I read in the Linux Kernel/Device driver books that the address space of even a single process can be much larger than physical memory. If this is true and and if there are more than one process that use bigger address space then where does the system store all contents for each of these processes.
For example:
I have an embedded system with a 128 MB RAM and 256 MB Flash drive. I have 10 processes with 100 MB address space in each of them.
Thanks.
It stores it in a 'swap file'. Simply what swapping does is take code and data, that the kernel does not need 'locked' into memory, and 'swap' these memory 'pages' out to a storage medium. The kernel will marks this memory (page) as swapped (or unavailable). So when a condition arises where the kernel (or an application) has to access that memory, it generates a 'page fault' when it attempts to access it, then looks to see if there is a swap entry for that memory, and if it finds a swap entry it loads the code or data from the 'swap file' into real memory (if there is available memiry), and then accesses it. What I have said is an over-simplification of the process.

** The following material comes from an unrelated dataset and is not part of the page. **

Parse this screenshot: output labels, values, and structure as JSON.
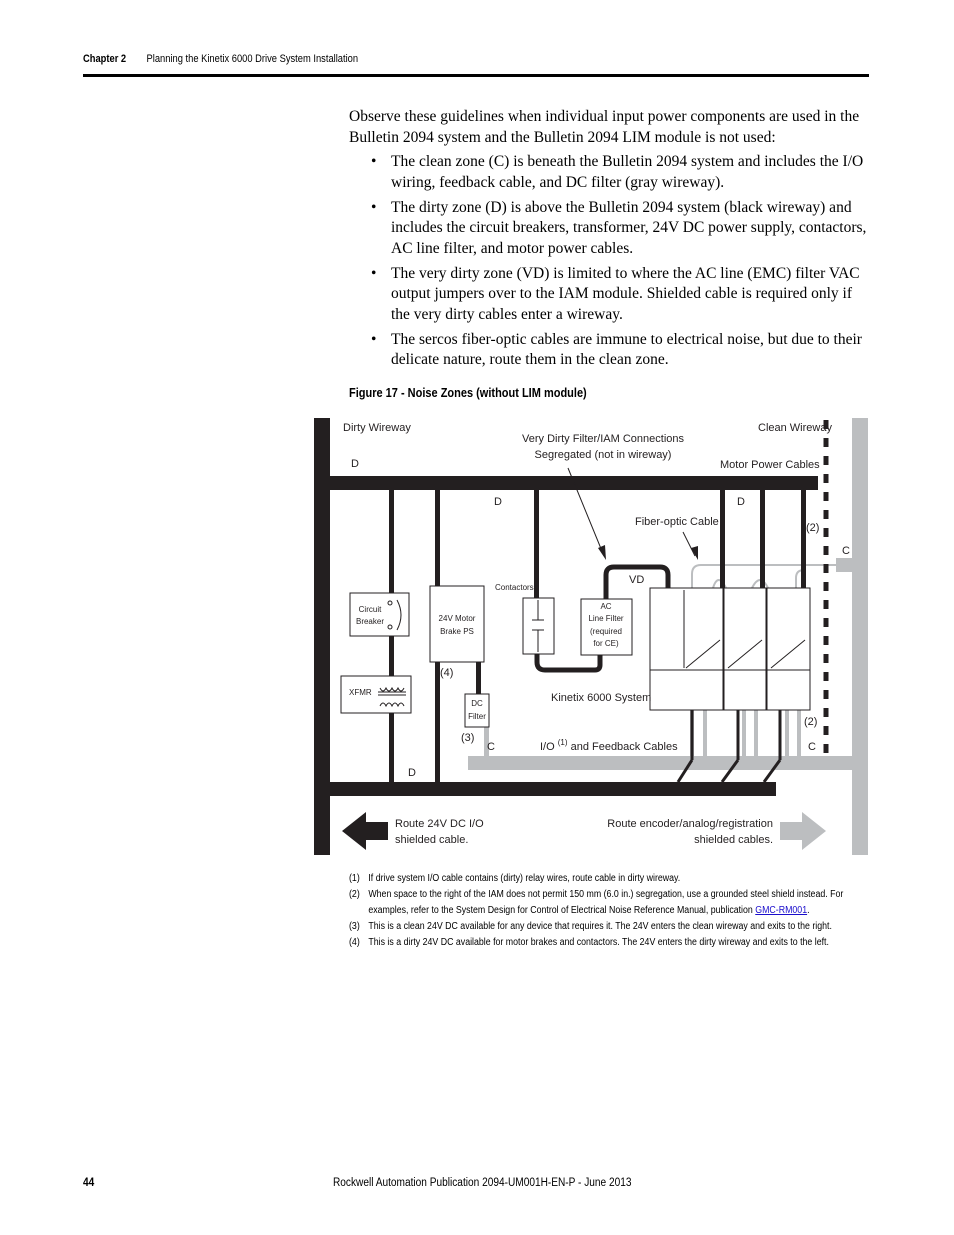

However in your situation it won't work. Your real memory is 128MB, and storage (256 MB) give a total of 384MB. Subtract the Kernel image, and other operational needs of the OS, and you have about 350 MB available for swap use, and this assumes a normal minimal system.
Your requirements are 1 gigabyte (100 MBx10), and so there is not a sufficient amount of storage to support running 10 100 MB processes.
Time to revisit your design. If you expand your flash drive to about
2 GB or larger you may have enough space to do what you want provided you do not have to lock more memory than you have real memory for. Just be aware that flash drives may not be a good media for swapping because of wear--leveling, and other design restrictions.Glen
So, is it safe to say that any system can handle only as much memory as it has in RAM and the storage device put together.
Somewhere I read that in Linux malloc() always returns requested memory. Here, Linux does not have to reserve physical memory until the application starts writing to it.
So, in my example: Lets say I used up all the available memory and the storage (for swap entries). At this stage a process allocates (through malloc) about 30 meg memory. What happens when it starts writing this memory?
Thanks, Eswar.
And what other alternatives we have for flash drives?
Yes, memory is restricted to storage plus real memory, less the kernel's overhead.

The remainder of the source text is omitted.